Took a little daytrip to the Rifle and the Trophy water Monday. The quick rundown is I found brief but intense feeding on the hendrickson emergence late in the afternoon (after two hours of bugs w/no risers) and a good spinner fall. The browns were picky about flies during the emergence--go with a low-rider of some kind. I'm putting a longer writeup on my blog.


----------



## brookid (Aug 25, 2004)

Nice read...i also read your opener report. Its interesting, i did the Keystone loop early Friday morning, walked right by your camp site because i stopped and almost took a pic of the log chair.

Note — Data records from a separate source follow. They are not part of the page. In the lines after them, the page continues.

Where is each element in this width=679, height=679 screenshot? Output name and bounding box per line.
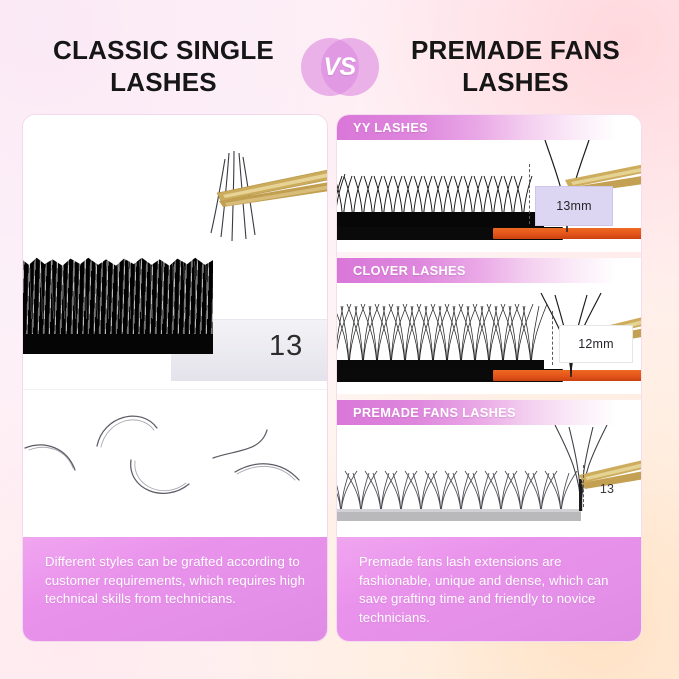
premade-measure-tag: 13 <box>587 473 627 505</box>
vs-badge: VS <box>301 38 379 96</box>
lash-strip-base <box>23 334 213 354</box>
lash-type-sections: YY LASHES <box>337 115 641 537</box>
yy-measure-value: 13mm <box>556 199 592 213</box>
yy-measure-tag: 13mm <box>535 186 613 226</box>
yy-lashes-photo: 13mm <box>337 140 641 252</box>
vs-label: VS <box>323 53 355 82</box>
clover-lash-base-strip <box>337 369 563 382</box>
lash-highlight <box>23 261 213 319</box>
left-panel-title: CLASSIC SINGLE LASHES <box>33 35 301 98</box>
tweezers-with-single-lashes <box>193 145 327 275</box>
section-premade-fans: PREMADE FANS LASHES <box>337 400 641 537</box>
comparison-header: CLASSIC SINGLE LASHES VS PREMADE FANS LA… <box>0 26 679 108</box>
clover-measure-value: 12mm <box>578 337 614 351</box>
section-label-yy: YY LASHES <box>337 115 641 140</box>
clover-lashes-photo: 12mm <box>337 283 641 395</box>
right-panel-title: PREMADE FANS LASHES <box>379 35 647 98</box>
premade-measure-line <box>583 465 584 507</box>
individual-lashes-photo <box>23 389 327 537</box>
tray-length-number: 13 <box>269 330 303 363</box>
premade-fans-lashes-panel: YY LASHES <box>336 114 642 642</box>
section-yy-lashes: YY LASHES <box>337 115 641 252</box>
left-panel-caption: Different styles can be grafted accordin… <box>23 537 327 641</box>
premade-fans-photo: 13 <box>337 425 641 537</box>
scattered-single-lashes <box>23 390 327 537</box>
clover-measure-tag: 12mm <box>559 325 633 363</box>
single-lash-strip <box>23 257 213 354</box>
classic-single-lashes-panel: 13 <box>22 114 328 642</box>
section-clover-lashes: CLOVER LASHES <box>337 258 641 395</box>
section-label-premade-fans: PREMADE FANS LASHES <box>337 400 641 425</box>
clover-measure-line <box>552 311 553 365</box>
section-label-clover: CLOVER LASHES <box>337 258 641 283</box>
yy-measure-line <box>529 164 530 224</box>
right-panel-caption: Premade fans lash extensions are fashion… <box>337 537 641 641</box>
page-background: CLASSIC SINGLE LASHES VS PREMADE FANS LA… <box>0 0 679 679</box>
premade-measure-value: 13 <box>600 482 614 496</box>
classic-lashes-photo: 13 <box>23 115 327 389</box>
yy-lash-base-strip <box>337 227 563 240</box>
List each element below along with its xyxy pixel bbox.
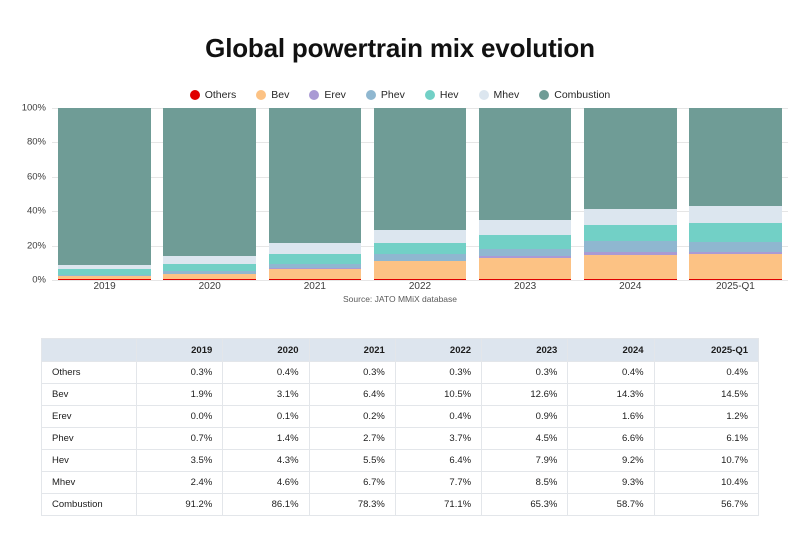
table-cell: 4.6% bbox=[223, 472, 309, 494]
bar-segment-mhev[interactable] bbox=[584, 209, 677, 225]
bar-segment-hev[interactable] bbox=[584, 225, 677, 241]
bar-slot bbox=[367, 108, 472, 280]
legend-swatch-icon bbox=[539, 90, 549, 100]
table-cell: 0.3% bbox=[395, 362, 481, 384]
table-cell: 0.1% bbox=[223, 406, 309, 428]
bar-group bbox=[52, 108, 788, 280]
page-title: Global powertrain mix evolution bbox=[0, 33, 800, 64]
stacked-bar-2023[interactable] bbox=[479, 108, 572, 280]
table-cell: 1.6% bbox=[568, 406, 654, 428]
legend-item-combustion[interactable]: Combustion bbox=[539, 89, 610, 101]
bar-segment-bev[interactable] bbox=[689, 254, 782, 279]
table-row-label: Erev bbox=[42, 406, 137, 428]
bar-segment-others[interactable] bbox=[479, 279, 572, 280]
table-cell: 0.3% bbox=[309, 362, 395, 384]
bar-segment-combustion[interactable] bbox=[269, 108, 362, 243]
legend-swatch-icon bbox=[425, 90, 435, 100]
y-axis-tick-label: 100% bbox=[22, 103, 46, 114]
table-cell: 56.7% bbox=[654, 494, 758, 516]
table-cell: 0.4% bbox=[654, 362, 758, 384]
table-cell: 0.2% bbox=[309, 406, 395, 428]
bar-segment-others[interactable] bbox=[58, 279, 151, 280]
table-row-label: Combustion bbox=[42, 494, 137, 516]
table-cell: 10.4% bbox=[654, 472, 758, 494]
table-row: Mhev2.4%4.6%6.7%7.7%8.5%9.3%10.4% bbox=[42, 472, 759, 494]
bar-segment-others[interactable] bbox=[689, 279, 782, 280]
bar-segment-mhev[interactable] bbox=[163, 256, 256, 264]
y-axis-tick-label: 20% bbox=[27, 240, 46, 251]
bar-segment-mhev[interactable] bbox=[479, 220, 572, 235]
table-cell: 0.4% bbox=[395, 406, 481, 428]
chart-page: Global powertrain mix evolution OthersBe… bbox=[0, 0, 800, 533]
bar-segment-combustion[interactable] bbox=[479, 108, 572, 220]
table-cell: 7.7% bbox=[395, 472, 481, 494]
table-cell: 5.5% bbox=[309, 450, 395, 472]
table-cell: 86.1% bbox=[223, 494, 309, 516]
table-cell: 3.1% bbox=[223, 384, 309, 406]
bar-segment-phev[interactable] bbox=[584, 241, 677, 252]
table-cell: 0.0% bbox=[137, 406, 223, 428]
table-cell: 1.2% bbox=[654, 406, 758, 428]
legend-item-label: Others bbox=[205, 89, 237, 101]
table-row: Erev0.0%0.1%0.2%0.4%0.9%1.6%1.2% bbox=[42, 406, 759, 428]
table-column-header: 2020 bbox=[223, 339, 309, 362]
table-row: Combustion91.2%86.1%78.3%71.1%65.3%58.7%… bbox=[42, 494, 759, 516]
legend-item-label: Bev bbox=[271, 89, 289, 101]
table-cell: 0.4% bbox=[568, 362, 654, 384]
table-row: Others0.3%0.4%0.3%0.3%0.3%0.4%0.4% bbox=[42, 362, 759, 384]
table-cell: 2.7% bbox=[309, 428, 395, 450]
table-cell: 91.2% bbox=[137, 494, 223, 516]
bar-segment-others[interactable] bbox=[269, 279, 362, 280]
table-column-header: 2025-Q1 bbox=[654, 339, 758, 362]
table-header-row: 2019202020212022202320242025-Q1 bbox=[42, 339, 759, 362]
legend-swatch-icon bbox=[256, 90, 266, 100]
legend-item-label: Erev bbox=[324, 89, 346, 101]
table-cell: 0.7% bbox=[137, 428, 223, 450]
bar-slot bbox=[578, 108, 683, 280]
bar-segment-mhev[interactable] bbox=[689, 206, 782, 224]
table-cell: 9.2% bbox=[568, 450, 654, 472]
legend-item-phev[interactable]: Phev bbox=[366, 89, 405, 101]
table-cell: 0.4% bbox=[223, 362, 309, 384]
table-column-header: 2024 bbox=[568, 339, 654, 362]
table-column-header: 2023 bbox=[482, 339, 568, 362]
bar-segment-combustion[interactable] bbox=[584, 108, 677, 209]
table-cell: 8.5% bbox=[482, 472, 568, 494]
bar-segment-bev[interactable] bbox=[584, 255, 677, 280]
stacked-bar-2022[interactable] bbox=[374, 108, 467, 280]
bar-segment-combustion[interactable] bbox=[689, 108, 782, 206]
table-cell: 10.7% bbox=[654, 450, 758, 472]
legend-swatch-icon bbox=[479, 90, 489, 100]
table-cell: 4.5% bbox=[482, 428, 568, 450]
source-note: Source: JATO MMiX database bbox=[0, 294, 800, 304]
legend-item-label: Phev bbox=[381, 89, 405, 101]
table-cell: 6.4% bbox=[309, 384, 395, 406]
bar-segment-hev[interactable] bbox=[374, 243, 467, 254]
bar-segment-phev[interactable] bbox=[689, 242, 782, 252]
legend-item-others[interactable]: Others bbox=[190, 89, 237, 101]
table-cell: 71.1% bbox=[395, 494, 481, 516]
table-row: Hev3.5%4.3%5.5%6.4%7.9%9.2%10.7% bbox=[42, 450, 759, 472]
bar-segment-bev[interactable] bbox=[479, 258, 572, 280]
table-cell: 6.4% bbox=[395, 450, 481, 472]
table-row-label: Hev bbox=[42, 450, 137, 472]
bar-slot bbox=[157, 108, 262, 280]
legend-item-label: Mhev bbox=[494, 89, 520, 101]
bar-segment-combustion[interactable] bbox=[163, 108, 256, 256]
y-axis-tick-label: 40% bbox=[27, 206, 46, 217]
bar-segment-bev[interactable] bbox=[269, 269, 362, 280]
table-row: Phev0.7%1.4%2.7%3.7%4.5%6.6%6.1% bbox=[42, 428, 759, 450]
bar-segment-mhev[interactable] bbox=[374, 230, 467, 243]
legend-item-erev[interactable]: Erev bbox=[309, 89, 346, 101]
table-cell: 14.5% bbox=[654, 384, 758, 406]
bar-segment-combustion[interactable] bbox=[58, 108, 151, 265]
data-table: 2019202020212022202320242025-Q1 Others0.… bbox=[41, 338, 759, 516]
table-cell: 12.6% bbox=[482, 384, 568, 406]
table-cell: 14.3% bbox=[568, 384, 654, 406]
legend-item-mhev[interactable]: Mhev bbox=[479, 89, 520, 101]
table-cell: 78.3% bbox=[309, 494, 395, 516]
bar-segment-others[interactable] bbox=[374, 279, 467, 280]
table-cell: 3.7% bbox=[395, 428, 481, 450]
bar-segment-others[interactable] bbox=[584, 279, 677, 280]
bar-segment-hev[interactable] bbox=[479, 235, 572, 249]
table-cell: 3.5% bbox=[137, 450, 223, 472]
bar-segment-mhev[interactable] bbox=[269, 243, 362, 255]
table-cell: 9.3% bbox=[568, 472, 654, 494]
table-cell: 1.9% bbox=[137, 384, 223, 406]
table-row-label: Phev bbox=[42, 428, 137, 450]
legend-item-bev[interactable]: Bev bbox=[256, 89, 289, 101]
table-cell: 6.1% bbox=[654, 428, 758, 450]
table-cell: 10.5% bbox=[395, 384, 481, 406]
bar-slot bbox=[262, 108, 367, 280]
legend-swatch-icon bbox=[309, 90, 319, 100]
bar-segment-hev[interactable] bbox=[269, 254, 362, 263]
table-column-header: 2021 bbox=[309, 339, 395, 362]
bar-slot bbox=[473, 108, 578, 280]
table-cell: 65.3% bbox=[482, 494, 568, 516]
table-body: Others0.3%0.4%0.3%0.3%0.3%0.4%0.4%Bev1.9… bbox=[42, 362, 759, 516]
table-row-label: Others bbox=[42, 362, 137, 384]
legend-item-label: Combustion bbox=[554, 89, 610, 101]
table-cell: 0.3% bbox=[482, 362, 568, 384]
legend-item-hev[interactable]: Hev bbox=[425, 89, 459, 101]
stacked-bar-2025-Q1[interactable] bbox=[689, 108, 782, 280]
y-axis-tick-label: 0% bbox=[32, 275, 46, 286]
legend-swatch-icon bbox=[190, 90, 200, 100]
table-column-header: 2022 bbox=[395, 339, 481, 362]
table-cell: 4.3% bbox=[223, 450, 309, 472]
stacked-bar-chart: 0%20%40%60%80%100% bbox=[0, 108, 800, 280]
table-column-header: 2019 bbox=[137, 339, 223, 362]
table-cell: 6.6% bbox=[568, 428, 654, 450]
plot-area bbox=[52, 108, 788, 280]
bar-segment-bev[interactable] bbox=[374, 261, 467, 279]
table-cell: 6.7% bbox=[309, 472, 395, 494]
table-cell: 0.9% bbox=[482, 406, 568, 428]
stacked-bar-2021[interactable] bbox=[269, 108, 362, 280]
table-row: Bev1.9%3.1%6.4%10.5%12.6%14.3%14.5% bbox=[42, 384, 759, 406]
bar-segment-phev[interactable] bbox=[479, 249, 572, 257]
bar-slot bbox=[683, 108, 788, 280]
bar-slot bbox=[52, 108, 157, 280]
stacked-bar-2019[interactable] bbox=[58, 108, 151, 280]
table-cell: 2.4% bbox=[137, 472, 223, 494]
legend-item-label: Hev bbox=[440, 89, 459, 101]
stacked-bar-2020[interactable] bbox=[163, 108, 256, 280]
table-row-label: Bev bbox=[42, 384, 137, 406]
table-header: 2019202020212022202320242025-Q1 bbox=[42, 339, 759, 362]
chart-legend: OthersBevErevPhevHevMhevCombustion bbox=[0, 89, 800, 101]
bar-segment-hev[interactable] bbox=[689, 223, 782, 241]
y-axis-tick-label: 80% bbox=[27, 137, 46, 148]
y-axis: 0%20%40%60%80%100% bbox=[0, 108, 52, 280]
bar-segment-others[interactable] bbox=[163, 279, 256, 280]
bar-segment-combustion[interactable] bbox=[374, 108, 467, 230]
table-cell: 0.3% bbox=[137, 362, 223, 384]
legend-swatch-icon bbox=[366, 90, 376, 100]
stacked-bar-2024[interactable] bbox=[584, 108, 677, 280]
table-cell: 58.7% bbox=[568, 494, 654, 516]
table-row-label: Mhev bbox=[42, 472, 137, 494]
table-cell: 7.9% bbox=[482, 450, 568, 472]
table-corner-cell bbox=[42, 339, 137, 362]
table-cell: 1.4% bbox=[223, 428, 309, 450]
y-axis-tick-label: 60% bbox=[27, 171, 46, 182]
bar-segment-hev[interactable] bbox=[163, 264, 256, 271]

I've often wondered how many people i pass by, speak with ect that are on the site...had i known that was you i would have dragged your *ss out of bed...the streamer bite was pretty good!


----------



## mparks (Sep 4, 2001)

Very nice!

I'd say you were pretty busy doing all that floating and driving on opening weekend. So did you have someone spot your car or stash the pontoon and walk back up to the car? I'm just wondering how that would work out with a ponton on a solo trip.


----------



## Shupac (Apr 17, 2005)

I used a shuttle service, Skip's for the opener, the Au Sable angler's in Mio this week. Though I've got a couple of spots in mind for a "stash-n-dash" outing...


----------